Israeli Minister: ‘Bi-national state does not necessarily mean one man-one vote’
Friday’s Makor Rishon, a right-wing Israeli newspaper, ran a feature on the Israeli reaction to Palestinian threats of either demanding a democratic bi-national state in the whole of Mandatory Palestine or unilaterally declaring a Palestinian State in the 1967 borders. Minister of Information and Diaspora, Yuli Edelstein, of Netanyahu’s Likud party, was quoted as saying that he doesn’t see a bi-national state as a threat because it doesn’t necessarily imply full voting rights for the Palestinian population.
Excerpt from “And if the Palestinians declare a state”, Makor Rishon Political Supplement, November 13 2009 [page 8]

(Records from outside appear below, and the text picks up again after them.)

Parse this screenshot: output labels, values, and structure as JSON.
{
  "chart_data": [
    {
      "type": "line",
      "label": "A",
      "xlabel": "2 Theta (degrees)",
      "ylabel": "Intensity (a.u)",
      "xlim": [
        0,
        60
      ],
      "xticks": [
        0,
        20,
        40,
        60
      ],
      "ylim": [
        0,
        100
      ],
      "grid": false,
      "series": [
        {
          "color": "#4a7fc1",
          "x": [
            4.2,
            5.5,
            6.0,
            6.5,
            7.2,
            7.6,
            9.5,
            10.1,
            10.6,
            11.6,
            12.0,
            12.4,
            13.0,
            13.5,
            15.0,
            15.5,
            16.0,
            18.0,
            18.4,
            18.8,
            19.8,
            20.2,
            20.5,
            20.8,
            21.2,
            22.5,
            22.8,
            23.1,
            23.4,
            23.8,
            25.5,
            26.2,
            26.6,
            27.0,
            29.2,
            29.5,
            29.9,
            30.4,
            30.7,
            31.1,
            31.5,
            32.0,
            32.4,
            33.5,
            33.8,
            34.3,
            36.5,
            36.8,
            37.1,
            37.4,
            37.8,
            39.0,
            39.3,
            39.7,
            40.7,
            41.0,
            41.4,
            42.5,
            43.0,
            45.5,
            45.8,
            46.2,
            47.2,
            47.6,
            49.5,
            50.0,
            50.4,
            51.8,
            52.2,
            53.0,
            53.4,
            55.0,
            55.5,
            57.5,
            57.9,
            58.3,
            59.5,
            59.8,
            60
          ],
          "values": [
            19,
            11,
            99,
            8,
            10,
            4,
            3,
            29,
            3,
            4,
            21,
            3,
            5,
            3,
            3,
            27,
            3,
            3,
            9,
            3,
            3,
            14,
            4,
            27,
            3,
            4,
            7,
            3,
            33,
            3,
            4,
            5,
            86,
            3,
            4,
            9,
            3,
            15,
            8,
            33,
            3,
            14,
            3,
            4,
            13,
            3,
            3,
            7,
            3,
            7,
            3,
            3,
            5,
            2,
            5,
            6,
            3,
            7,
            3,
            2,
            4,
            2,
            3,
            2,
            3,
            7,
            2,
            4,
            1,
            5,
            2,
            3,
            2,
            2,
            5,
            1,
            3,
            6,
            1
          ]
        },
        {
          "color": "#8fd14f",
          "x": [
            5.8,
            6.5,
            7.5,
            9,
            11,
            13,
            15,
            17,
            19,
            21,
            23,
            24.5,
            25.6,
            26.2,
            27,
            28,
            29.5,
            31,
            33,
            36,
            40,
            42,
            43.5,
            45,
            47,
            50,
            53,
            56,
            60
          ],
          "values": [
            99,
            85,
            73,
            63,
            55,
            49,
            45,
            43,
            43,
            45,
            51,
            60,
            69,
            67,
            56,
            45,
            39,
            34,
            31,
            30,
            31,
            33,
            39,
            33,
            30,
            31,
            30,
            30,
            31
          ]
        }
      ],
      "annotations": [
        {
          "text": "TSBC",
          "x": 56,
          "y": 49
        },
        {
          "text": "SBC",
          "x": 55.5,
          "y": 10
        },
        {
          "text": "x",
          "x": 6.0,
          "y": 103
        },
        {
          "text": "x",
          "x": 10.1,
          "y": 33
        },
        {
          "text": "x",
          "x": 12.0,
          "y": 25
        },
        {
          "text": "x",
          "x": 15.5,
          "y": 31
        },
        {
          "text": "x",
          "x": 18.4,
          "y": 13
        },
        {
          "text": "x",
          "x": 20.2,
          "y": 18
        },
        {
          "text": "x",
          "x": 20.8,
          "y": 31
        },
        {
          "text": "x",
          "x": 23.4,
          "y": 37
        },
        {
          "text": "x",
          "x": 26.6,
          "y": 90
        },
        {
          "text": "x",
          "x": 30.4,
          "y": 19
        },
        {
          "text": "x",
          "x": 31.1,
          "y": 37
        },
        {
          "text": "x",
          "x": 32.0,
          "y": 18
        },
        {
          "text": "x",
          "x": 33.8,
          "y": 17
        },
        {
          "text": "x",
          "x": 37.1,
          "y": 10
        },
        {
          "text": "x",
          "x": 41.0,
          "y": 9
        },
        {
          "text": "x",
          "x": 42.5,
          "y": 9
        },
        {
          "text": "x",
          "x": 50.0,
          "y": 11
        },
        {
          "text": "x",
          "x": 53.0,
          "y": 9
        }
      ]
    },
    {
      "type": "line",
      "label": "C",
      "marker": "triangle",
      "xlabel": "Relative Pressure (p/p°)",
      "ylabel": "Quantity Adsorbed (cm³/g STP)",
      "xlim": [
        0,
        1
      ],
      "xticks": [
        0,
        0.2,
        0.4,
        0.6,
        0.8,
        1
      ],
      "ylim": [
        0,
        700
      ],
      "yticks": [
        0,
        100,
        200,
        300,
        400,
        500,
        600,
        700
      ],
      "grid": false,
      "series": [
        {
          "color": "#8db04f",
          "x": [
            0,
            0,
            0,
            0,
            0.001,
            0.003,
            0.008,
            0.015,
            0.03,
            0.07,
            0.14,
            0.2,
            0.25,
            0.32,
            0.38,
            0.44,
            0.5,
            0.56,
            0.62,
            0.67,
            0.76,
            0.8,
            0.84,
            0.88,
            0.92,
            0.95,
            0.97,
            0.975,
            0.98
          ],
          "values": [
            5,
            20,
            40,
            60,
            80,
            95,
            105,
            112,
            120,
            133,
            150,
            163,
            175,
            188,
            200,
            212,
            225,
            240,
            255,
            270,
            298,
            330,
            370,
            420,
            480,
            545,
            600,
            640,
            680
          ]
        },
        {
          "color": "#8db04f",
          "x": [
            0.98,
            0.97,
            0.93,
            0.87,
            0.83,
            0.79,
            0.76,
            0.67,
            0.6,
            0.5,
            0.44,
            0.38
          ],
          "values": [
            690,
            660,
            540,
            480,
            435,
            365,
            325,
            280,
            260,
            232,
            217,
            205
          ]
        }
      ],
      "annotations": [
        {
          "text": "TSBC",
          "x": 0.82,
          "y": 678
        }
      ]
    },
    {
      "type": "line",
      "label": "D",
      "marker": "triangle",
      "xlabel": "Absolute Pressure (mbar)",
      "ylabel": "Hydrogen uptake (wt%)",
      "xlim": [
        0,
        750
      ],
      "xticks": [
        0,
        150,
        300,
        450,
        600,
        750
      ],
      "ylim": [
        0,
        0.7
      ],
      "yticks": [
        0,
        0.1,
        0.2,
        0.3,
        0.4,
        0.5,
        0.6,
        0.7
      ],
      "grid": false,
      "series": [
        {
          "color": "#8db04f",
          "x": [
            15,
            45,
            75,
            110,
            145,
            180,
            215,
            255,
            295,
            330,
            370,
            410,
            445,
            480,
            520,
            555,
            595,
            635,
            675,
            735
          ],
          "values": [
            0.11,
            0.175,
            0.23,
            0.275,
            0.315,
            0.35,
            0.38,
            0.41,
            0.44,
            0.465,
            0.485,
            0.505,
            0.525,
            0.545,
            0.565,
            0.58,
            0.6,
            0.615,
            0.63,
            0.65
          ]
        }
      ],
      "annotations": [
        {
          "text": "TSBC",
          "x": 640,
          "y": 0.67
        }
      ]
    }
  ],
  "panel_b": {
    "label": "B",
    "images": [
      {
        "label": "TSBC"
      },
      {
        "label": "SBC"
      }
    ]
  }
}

Yuli Edelstein thinks that the bi-national scenario will not pose a substantial problem for Israel. “It’s a threat that was always waved but there a thousand and one intermediate paths and examples from all over the world that stray from the principle of ‘one man – one vote.” There are all kinds of federations and confederations and other varied arrangements that can provide an answer to the right to vote.”
If this is the line of strategic thinking prevalent among the Israeli right-wing elite, it may help explain why the Jerusalem Post’s hardliner columnist, Caroline Glick, started advocating, also on Friday, the ‘integration of the West Bank’s Palestinian population into Israeli society.’
As Netanyahu knows, there is consensus support among Israelis for his plan to ensure that the country retains defensible borders in perpetuity. This involves establishing permanent Israeli control over the Jordan Valley and the large Jewish population blocs in Judea and Samaria. In light of the well-recognized failure of the two-state solution [horse feathers edited cause I just ate my dinner] … Israel should strike out on a new course and work toward the integration of Judea and Samaria, including its Palestinian population, into Israeli society. In the first instance, this will require the implementation of Israeli law in the Jordan Valley and the large settlement blocs.